In 2016, the UK Chief Medical Officer published its guidance on low risk drinking. Within this guidance, there was specific advice on drinking in pregnancy. The recommendation took a precautionary stance, stating the simplest advice was to avoid alcohol in pregnancy to be certain there was no harm caused to the unborn baby. This was largely informed by evidence-based research into Fetal Alcohol Spectrum Disorders (FASD), which include facial abnormalities, restricted growth, learning and behavioural disorders in addition to the risk of pre-term delivery and stillbirth. It is also recommended to avoid alcohol in the important developmental first trimester.
This national health advice takes a precautionary stance as there is no evidence of a safe limit of alcohol in pregnancy and heavy or ‘binge’ drinking was the main focus.
Is it reasonable to assume therefore, that small amounts of alcohol, in moderation, carry less risk? Well, that decision must be an individual one with all of the current advice considered and ‘zero alcohol = zero risk’ is obviously the simplest solution to this question.
Alcohol-free wines and beers have flooded the market in recent years and are palatable enough to enable women to enjoy a ‘toast’ at a celebration or join in the Christmas and New Year festivities. They are not however truly free of alcohol as the process used, either heating or filtering the alcohol, still leaves the product with an average alcohol content of 0.05%. This is arguably, a miniscule amount and is unlikely to cause any effect on the developing fetus, but as previously stated there is currently no research which determines a safe level in pregnancy.

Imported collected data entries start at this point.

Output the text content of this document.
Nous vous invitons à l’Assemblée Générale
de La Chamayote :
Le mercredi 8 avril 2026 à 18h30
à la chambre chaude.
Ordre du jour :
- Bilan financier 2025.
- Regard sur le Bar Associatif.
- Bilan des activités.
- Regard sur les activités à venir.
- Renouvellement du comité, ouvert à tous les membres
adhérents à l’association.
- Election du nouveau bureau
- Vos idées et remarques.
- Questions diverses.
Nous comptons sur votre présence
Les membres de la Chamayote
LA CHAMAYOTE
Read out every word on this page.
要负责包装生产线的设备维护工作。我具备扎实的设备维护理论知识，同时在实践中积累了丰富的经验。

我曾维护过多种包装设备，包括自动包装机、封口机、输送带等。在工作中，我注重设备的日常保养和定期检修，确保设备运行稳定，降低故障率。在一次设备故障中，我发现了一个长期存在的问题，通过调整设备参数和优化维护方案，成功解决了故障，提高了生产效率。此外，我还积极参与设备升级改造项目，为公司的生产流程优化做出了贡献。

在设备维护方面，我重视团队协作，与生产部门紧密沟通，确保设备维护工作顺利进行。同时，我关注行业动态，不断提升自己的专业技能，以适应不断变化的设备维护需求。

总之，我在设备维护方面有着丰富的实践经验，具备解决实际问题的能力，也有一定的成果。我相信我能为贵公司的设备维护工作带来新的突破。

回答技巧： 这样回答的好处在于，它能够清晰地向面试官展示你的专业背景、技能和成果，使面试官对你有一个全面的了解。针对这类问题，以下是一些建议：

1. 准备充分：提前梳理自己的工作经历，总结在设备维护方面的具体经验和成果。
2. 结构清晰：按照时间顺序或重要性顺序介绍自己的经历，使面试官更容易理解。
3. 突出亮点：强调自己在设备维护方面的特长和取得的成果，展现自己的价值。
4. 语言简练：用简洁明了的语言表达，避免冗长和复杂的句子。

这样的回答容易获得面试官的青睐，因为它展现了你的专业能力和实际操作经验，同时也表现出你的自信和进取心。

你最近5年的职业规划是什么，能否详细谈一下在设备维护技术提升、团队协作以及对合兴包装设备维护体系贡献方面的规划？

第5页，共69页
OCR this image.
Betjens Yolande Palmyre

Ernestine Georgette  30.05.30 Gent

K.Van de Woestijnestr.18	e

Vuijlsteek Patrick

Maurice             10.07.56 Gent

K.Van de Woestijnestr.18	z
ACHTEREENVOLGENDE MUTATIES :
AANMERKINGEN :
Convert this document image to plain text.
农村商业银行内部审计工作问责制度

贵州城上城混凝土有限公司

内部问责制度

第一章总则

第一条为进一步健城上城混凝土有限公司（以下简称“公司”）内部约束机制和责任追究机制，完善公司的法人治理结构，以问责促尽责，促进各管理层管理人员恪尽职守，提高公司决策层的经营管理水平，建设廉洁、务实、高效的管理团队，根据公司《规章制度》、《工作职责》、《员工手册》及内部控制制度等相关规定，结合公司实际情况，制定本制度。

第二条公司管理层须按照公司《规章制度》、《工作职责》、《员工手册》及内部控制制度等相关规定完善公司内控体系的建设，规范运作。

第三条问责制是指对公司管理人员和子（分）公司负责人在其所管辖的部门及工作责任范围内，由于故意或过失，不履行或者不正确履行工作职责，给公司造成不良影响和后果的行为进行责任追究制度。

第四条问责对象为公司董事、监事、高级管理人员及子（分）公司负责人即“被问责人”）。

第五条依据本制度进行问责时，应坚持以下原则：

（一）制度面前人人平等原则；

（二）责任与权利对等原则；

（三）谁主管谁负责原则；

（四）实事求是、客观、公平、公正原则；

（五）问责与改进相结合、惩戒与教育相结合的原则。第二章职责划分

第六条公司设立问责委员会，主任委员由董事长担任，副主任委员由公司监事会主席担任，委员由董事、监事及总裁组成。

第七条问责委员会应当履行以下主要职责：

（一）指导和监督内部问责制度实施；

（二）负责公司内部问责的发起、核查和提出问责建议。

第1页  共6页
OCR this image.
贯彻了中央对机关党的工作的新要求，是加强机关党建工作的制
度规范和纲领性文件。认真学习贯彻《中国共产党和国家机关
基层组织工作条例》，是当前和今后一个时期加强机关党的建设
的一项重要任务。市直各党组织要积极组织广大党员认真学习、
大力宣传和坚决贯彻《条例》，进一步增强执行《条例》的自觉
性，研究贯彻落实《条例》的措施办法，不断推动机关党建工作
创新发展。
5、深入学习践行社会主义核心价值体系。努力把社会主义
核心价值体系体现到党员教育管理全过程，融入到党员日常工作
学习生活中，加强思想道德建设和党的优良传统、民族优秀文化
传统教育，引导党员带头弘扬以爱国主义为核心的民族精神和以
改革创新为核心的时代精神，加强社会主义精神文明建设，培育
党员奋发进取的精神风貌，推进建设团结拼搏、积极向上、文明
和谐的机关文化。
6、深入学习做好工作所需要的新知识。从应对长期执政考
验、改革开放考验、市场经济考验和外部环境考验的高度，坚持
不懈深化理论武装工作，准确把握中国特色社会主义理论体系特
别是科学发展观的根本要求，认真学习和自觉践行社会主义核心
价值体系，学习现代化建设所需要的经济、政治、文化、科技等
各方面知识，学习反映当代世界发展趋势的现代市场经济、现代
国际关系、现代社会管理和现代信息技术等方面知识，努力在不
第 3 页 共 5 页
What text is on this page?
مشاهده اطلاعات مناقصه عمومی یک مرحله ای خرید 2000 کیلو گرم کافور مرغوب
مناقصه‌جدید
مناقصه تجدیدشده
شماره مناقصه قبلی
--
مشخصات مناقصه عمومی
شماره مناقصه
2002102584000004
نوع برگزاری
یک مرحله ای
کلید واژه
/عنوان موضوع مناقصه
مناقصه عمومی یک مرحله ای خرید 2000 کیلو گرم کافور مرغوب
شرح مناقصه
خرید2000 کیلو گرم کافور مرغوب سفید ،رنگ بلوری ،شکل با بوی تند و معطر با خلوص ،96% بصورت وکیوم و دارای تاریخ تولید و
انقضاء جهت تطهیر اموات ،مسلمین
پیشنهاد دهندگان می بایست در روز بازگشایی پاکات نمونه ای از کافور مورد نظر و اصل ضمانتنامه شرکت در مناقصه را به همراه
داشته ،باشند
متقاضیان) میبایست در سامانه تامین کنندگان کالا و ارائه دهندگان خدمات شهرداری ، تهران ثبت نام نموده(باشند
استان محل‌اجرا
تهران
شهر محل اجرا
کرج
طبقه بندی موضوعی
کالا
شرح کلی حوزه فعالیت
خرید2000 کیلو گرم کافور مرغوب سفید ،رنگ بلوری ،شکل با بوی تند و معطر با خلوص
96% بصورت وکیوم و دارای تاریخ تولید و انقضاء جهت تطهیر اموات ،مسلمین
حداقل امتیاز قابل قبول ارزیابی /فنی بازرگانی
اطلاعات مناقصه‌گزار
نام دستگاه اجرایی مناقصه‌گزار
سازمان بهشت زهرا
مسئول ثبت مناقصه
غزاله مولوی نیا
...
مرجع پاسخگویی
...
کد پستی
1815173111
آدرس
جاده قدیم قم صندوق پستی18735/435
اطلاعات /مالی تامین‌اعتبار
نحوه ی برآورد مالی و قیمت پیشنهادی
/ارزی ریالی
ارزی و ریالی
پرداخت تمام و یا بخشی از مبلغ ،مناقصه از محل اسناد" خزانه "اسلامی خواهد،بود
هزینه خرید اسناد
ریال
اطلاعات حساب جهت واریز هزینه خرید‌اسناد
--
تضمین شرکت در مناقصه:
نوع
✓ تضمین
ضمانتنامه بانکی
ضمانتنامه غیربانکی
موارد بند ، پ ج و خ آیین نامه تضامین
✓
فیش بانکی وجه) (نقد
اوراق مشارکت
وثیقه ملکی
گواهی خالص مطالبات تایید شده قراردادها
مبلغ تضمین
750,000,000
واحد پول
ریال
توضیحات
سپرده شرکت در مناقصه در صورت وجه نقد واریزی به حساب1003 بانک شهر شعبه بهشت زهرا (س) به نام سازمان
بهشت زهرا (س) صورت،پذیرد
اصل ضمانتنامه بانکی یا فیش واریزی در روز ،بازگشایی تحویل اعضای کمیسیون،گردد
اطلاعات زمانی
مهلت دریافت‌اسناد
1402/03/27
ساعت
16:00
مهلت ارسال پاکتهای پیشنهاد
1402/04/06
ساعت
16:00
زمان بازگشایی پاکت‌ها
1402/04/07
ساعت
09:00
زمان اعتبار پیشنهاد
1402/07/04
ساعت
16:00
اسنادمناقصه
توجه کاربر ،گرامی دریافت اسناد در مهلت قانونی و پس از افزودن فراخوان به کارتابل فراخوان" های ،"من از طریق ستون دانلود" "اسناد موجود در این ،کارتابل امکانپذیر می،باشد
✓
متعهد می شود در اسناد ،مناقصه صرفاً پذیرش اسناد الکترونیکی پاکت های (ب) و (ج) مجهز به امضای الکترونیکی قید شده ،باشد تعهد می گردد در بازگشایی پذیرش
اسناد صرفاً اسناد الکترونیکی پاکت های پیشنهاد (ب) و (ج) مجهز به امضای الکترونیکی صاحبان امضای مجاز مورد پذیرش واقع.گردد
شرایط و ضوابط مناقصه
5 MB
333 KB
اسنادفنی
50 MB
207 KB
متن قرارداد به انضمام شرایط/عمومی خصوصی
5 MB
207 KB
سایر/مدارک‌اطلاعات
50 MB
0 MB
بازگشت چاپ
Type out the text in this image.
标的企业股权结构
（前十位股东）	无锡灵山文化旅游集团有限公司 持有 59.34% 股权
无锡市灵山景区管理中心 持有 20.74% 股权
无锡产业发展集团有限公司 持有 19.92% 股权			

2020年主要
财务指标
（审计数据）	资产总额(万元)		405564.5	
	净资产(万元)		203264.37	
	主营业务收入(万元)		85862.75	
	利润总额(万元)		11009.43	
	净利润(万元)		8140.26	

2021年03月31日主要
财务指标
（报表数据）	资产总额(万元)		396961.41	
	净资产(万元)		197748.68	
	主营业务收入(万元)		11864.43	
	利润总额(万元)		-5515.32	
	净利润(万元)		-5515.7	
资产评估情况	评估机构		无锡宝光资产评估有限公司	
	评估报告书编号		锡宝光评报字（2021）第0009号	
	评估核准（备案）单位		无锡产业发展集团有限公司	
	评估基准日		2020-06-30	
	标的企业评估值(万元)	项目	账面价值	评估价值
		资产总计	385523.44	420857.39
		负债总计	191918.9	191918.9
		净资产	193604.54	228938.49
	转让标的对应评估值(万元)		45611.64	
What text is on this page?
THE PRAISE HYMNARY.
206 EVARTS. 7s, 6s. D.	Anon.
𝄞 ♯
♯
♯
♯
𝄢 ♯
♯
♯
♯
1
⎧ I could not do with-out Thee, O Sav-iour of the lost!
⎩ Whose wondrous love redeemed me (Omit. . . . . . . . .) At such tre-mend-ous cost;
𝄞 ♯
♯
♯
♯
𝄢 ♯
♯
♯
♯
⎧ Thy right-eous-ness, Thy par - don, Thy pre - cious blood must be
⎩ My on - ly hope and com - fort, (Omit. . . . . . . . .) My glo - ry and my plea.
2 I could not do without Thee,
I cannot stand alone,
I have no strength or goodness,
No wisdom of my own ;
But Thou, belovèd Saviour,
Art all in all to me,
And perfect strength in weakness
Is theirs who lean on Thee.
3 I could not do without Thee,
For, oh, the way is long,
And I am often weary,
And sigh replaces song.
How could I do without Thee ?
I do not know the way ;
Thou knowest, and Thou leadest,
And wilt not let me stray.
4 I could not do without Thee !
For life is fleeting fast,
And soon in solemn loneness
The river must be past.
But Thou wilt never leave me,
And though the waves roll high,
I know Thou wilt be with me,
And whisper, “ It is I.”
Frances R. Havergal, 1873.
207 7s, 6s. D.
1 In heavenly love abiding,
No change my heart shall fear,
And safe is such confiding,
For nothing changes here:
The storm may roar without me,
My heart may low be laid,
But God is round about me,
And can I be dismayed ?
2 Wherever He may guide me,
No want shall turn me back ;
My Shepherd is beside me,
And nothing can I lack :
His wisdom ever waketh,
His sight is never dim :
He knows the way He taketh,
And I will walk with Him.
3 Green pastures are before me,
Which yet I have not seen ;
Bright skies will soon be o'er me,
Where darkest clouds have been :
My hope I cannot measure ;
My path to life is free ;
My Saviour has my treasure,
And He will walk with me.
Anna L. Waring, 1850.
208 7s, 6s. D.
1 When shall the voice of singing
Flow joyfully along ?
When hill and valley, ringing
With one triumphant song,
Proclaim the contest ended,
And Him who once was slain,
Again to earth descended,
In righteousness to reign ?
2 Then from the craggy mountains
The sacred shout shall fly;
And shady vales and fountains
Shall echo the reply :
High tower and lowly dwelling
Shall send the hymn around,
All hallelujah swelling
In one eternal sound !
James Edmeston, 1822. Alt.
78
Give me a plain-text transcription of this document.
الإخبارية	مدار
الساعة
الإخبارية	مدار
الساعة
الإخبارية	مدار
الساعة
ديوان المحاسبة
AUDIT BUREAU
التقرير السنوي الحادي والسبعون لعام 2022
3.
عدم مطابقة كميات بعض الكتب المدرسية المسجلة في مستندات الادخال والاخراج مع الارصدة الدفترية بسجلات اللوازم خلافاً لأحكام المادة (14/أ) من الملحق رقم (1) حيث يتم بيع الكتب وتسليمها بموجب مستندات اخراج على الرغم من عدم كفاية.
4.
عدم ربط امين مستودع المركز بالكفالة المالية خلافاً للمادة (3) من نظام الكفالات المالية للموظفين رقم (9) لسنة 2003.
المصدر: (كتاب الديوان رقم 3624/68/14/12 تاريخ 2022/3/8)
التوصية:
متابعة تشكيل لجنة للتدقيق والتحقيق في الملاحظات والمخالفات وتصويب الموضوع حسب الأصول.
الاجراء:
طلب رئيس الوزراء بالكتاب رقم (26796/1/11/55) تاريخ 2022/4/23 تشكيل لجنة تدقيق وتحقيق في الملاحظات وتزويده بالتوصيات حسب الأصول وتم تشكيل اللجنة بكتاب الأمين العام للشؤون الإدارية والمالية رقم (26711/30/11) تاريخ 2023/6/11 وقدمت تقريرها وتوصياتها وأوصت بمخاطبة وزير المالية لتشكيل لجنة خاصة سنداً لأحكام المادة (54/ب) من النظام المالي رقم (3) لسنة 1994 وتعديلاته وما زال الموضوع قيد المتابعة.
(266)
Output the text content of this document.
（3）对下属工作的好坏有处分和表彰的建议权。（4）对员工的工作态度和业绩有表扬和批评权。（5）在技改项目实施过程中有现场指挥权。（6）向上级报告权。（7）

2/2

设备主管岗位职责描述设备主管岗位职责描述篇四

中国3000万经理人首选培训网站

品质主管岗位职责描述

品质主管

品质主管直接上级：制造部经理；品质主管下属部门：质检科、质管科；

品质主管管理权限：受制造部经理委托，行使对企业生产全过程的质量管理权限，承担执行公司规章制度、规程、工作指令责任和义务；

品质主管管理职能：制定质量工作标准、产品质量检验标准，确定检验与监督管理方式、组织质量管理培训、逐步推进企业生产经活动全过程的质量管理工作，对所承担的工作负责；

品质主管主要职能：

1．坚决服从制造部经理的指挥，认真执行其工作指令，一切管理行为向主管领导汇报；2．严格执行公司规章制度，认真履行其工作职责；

Of course, it’s not just pregnant women who may need to avoid imbibing some Christmas cheer, your Private Midwife is likely to be on-call at some point over the festive period so a glass or two of 0.05% prosecco may be just the ticket! I think I’ll be buying a bottle of alcohol-free plonk to enjoy with my Christmas dinner ?
The important thing, as with all choices, is to know the facts and make an informed decision that is right for you.
However you choose to celebrate your pregnant Christmas or New Year with your family, I hope you enjoy yourself and stay safe. If you have any concerns about drinking in pregnancy, please speak to your midwife.